Three citrus hybrids, containing 50% to 75% sweet orange (Citrus sinensis) genome in their pedigrees and similar to sweet orange in fruit size, color, and taste, were tested for their potential to be classified as new “sweet orange” cultivars. ‘Hamlin’, ‘Midsweet’, and three other early to midseason sweet oranges, along with ‘Dancy’ tangerine (Citrus reticulata), a typical mandarin, were used for comparison. Fruit were picked on 23 Jan. 2014, 30 Dec. 2014, and 27 Jan. 2015. A total of 114 volatiles were detected and separated into seven groups by detection frequency: three groups with 43 volatile components did not show differences and thus contributed little information for classification of sweet orange vs. mandarin, and the remaining four groups with 71 volatiles contributed to distinctions between orange and mandarin.
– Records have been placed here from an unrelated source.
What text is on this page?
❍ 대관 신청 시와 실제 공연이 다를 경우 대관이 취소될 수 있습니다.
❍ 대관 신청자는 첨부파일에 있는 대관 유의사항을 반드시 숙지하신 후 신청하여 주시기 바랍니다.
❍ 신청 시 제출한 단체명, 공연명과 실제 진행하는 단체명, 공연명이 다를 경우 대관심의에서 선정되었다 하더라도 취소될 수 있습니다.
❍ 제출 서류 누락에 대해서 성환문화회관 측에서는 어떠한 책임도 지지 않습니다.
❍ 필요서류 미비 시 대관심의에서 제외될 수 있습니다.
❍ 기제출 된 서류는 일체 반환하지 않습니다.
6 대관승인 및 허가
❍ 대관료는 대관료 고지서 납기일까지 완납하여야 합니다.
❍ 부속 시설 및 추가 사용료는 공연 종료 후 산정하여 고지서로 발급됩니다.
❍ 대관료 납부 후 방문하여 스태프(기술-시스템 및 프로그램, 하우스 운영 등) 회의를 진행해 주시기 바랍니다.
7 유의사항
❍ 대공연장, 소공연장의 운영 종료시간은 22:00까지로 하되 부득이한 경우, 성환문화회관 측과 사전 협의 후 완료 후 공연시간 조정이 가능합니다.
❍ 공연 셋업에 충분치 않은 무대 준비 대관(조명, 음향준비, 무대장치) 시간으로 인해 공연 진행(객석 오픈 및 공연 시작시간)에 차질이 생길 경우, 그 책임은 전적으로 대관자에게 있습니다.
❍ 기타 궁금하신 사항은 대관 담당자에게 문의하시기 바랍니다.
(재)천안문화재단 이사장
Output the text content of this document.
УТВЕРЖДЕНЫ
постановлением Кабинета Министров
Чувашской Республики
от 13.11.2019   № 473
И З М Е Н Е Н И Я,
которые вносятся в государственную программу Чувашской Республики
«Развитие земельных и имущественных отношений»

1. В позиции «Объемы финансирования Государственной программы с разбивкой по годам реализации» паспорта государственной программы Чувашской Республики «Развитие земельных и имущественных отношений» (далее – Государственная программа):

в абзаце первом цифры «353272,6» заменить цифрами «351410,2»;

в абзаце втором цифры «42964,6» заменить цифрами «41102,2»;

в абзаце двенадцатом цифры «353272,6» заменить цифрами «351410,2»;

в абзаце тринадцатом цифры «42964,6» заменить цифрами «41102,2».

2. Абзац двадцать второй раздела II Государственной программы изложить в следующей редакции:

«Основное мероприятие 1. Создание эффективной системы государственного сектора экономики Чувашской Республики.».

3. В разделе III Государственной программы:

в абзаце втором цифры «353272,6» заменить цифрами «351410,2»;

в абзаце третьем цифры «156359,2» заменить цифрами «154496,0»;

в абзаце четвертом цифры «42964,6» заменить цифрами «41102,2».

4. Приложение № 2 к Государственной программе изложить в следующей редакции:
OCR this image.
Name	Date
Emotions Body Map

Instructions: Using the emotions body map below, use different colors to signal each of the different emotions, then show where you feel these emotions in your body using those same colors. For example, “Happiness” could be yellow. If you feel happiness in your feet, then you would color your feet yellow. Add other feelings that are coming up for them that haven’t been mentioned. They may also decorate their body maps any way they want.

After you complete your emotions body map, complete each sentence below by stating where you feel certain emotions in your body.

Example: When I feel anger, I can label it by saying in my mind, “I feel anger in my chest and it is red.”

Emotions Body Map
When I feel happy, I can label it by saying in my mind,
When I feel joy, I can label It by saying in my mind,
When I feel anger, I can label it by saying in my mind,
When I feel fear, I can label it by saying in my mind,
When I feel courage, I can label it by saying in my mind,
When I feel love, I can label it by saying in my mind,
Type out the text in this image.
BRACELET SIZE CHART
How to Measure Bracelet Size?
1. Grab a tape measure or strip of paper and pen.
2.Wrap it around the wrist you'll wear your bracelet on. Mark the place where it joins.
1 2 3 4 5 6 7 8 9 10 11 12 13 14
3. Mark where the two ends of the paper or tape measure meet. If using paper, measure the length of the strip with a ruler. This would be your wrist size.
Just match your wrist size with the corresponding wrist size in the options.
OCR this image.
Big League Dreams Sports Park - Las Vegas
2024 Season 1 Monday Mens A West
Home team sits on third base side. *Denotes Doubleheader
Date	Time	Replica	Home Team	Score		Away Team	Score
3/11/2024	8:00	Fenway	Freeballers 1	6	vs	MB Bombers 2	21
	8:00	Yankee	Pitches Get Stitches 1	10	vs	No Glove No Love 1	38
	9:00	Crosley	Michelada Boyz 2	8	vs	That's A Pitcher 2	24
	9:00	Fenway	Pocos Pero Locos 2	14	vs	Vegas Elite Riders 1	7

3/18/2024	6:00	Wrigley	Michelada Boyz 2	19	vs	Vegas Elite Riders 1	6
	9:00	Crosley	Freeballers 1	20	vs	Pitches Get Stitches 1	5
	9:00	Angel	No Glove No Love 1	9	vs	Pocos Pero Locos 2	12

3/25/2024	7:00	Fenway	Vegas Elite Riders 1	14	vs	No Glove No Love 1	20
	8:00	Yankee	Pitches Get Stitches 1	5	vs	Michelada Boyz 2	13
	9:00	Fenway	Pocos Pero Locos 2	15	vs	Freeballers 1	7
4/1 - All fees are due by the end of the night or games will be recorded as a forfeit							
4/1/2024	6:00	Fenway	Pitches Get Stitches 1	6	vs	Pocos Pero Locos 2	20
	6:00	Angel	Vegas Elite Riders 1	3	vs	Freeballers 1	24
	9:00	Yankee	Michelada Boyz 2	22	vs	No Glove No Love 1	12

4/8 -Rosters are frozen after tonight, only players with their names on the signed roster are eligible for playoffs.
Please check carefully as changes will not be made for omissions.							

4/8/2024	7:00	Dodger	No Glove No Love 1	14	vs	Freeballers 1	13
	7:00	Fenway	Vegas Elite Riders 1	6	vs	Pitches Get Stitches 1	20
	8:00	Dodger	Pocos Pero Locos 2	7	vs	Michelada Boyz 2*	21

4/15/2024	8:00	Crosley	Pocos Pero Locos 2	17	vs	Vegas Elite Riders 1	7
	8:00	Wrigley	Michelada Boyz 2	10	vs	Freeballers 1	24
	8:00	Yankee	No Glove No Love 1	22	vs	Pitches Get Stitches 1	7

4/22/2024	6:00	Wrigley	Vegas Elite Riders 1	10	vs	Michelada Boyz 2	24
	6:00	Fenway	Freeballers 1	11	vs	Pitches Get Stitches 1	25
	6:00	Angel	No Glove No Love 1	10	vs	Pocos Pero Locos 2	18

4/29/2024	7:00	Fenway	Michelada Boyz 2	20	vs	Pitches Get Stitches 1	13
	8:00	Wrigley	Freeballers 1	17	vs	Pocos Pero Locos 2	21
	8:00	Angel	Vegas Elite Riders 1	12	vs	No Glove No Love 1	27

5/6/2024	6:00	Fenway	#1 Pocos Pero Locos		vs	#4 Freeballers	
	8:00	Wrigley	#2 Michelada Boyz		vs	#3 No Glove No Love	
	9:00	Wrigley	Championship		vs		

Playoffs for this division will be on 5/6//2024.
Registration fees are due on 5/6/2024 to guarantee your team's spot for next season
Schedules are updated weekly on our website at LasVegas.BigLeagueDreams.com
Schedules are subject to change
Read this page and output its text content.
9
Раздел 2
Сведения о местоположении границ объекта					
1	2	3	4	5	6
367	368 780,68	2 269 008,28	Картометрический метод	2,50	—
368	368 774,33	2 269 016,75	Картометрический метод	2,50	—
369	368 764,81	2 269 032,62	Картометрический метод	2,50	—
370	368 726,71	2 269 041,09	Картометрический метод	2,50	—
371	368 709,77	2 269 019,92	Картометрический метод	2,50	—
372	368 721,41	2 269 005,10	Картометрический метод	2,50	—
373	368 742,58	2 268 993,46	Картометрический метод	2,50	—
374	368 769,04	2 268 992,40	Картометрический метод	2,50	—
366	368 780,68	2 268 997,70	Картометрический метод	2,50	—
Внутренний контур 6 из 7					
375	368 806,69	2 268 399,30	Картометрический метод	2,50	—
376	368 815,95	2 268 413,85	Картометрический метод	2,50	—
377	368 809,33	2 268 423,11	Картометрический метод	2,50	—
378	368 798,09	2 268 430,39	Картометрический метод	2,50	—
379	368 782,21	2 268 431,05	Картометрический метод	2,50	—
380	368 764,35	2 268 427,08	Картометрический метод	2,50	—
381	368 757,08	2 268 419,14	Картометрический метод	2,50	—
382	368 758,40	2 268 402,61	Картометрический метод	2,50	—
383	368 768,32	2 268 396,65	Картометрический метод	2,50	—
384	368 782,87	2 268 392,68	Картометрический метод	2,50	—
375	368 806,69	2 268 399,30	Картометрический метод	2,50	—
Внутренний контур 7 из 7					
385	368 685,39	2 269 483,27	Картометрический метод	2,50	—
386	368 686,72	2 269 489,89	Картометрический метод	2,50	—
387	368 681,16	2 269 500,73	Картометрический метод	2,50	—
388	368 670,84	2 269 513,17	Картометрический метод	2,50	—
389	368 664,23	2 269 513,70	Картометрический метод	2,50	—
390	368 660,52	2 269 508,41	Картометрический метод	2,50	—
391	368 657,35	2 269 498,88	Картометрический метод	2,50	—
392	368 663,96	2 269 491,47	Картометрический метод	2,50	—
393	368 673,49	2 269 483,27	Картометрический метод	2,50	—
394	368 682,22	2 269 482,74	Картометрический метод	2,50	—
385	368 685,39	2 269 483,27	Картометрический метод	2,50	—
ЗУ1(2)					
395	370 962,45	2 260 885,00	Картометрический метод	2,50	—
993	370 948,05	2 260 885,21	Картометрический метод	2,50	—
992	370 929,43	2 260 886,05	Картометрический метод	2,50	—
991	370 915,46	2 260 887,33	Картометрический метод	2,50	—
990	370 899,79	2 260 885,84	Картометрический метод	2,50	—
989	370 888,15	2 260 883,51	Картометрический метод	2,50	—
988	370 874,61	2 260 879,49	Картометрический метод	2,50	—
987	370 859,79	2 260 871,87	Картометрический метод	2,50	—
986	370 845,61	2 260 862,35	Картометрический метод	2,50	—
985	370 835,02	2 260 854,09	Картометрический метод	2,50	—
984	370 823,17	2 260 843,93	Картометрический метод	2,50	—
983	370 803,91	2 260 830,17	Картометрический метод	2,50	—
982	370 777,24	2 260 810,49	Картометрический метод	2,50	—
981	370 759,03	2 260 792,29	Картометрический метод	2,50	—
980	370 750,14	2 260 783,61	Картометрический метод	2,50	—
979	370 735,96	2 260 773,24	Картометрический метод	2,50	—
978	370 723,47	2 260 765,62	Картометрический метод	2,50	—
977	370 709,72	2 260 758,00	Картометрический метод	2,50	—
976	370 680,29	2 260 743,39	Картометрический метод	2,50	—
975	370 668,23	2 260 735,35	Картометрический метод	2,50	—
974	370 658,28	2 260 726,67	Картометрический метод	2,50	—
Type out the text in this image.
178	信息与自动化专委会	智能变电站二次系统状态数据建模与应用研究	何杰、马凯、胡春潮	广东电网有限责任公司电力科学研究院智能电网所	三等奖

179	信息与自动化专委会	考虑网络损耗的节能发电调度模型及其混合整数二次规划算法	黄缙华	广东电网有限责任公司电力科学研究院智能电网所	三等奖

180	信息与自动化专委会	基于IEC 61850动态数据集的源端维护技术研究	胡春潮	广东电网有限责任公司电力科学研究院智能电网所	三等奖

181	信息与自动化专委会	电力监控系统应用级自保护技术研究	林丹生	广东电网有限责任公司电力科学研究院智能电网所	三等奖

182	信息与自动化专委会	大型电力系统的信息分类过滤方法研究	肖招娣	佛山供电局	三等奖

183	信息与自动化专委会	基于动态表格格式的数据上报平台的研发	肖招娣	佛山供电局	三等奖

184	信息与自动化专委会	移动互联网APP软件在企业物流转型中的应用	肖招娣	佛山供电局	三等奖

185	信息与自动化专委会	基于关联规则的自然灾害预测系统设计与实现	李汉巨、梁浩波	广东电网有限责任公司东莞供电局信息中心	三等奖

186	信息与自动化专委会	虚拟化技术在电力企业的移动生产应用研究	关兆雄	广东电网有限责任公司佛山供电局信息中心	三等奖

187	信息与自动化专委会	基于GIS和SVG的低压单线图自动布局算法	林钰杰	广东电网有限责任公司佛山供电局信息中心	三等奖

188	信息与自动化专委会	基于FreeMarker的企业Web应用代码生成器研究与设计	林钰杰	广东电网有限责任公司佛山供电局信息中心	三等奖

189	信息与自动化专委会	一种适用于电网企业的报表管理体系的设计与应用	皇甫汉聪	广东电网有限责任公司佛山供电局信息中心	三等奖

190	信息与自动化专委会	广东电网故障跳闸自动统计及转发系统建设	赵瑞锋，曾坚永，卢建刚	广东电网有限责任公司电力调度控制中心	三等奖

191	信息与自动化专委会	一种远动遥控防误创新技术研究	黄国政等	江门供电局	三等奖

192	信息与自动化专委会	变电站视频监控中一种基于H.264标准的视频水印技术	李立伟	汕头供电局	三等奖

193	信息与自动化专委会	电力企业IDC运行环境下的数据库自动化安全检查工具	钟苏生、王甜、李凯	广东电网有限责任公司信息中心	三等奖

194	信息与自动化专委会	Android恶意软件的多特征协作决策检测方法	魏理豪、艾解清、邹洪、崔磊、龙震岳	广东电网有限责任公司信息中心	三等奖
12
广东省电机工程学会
Among the hybrids, the pattern of volatile detection frequency for hybrid FF-1-74-52 was virtually identical to sweet orange, and cluster analysis agreed with the classification. The number of average peaks were 55 to 62 in sweet oranges, 67 in FF-1-74-52, and 17 to 37 in tangerine and other hybrids. Quantity analysis of individual volatiles and chemical classes indicated that FF-1-74-52 and sweet oranges were rich in total volatile abundance, and almost all chemical classes including mono and sesquiterpenes, aldehydes, alcohols, ketones, and esters. This was especially true for ethyl butanoate, which contributes a fruity top note, and valencene and all sesquiterpene hydrocarbons, which only contribute to citrus flavor indirectly through their contribution to headspace partitioning. Two other hybrids, FF-1-75-55 and FF-1-76-51, each had some similarity to sweet oranges in several chemicals and classes, but not in the overall volatile profile. All three sweet orange–like hybrids met the standards for mandarins and oranges in soluble solids content, titratable acidity (TA), and the ratio. The above volatile and nonvolatile flavor chemical profile comparisons strongly support a proposal to classify FF-1-74-52 as a “sweet orange” commercially, and all three hybrids were previously shown to be more similar to sweet orange in their volatile profile than is ‘Ambersweet’. ‘Ambersweet’ was a hybrid that was legally classified as a “sweet orange” in 1995 based on its volatile profile.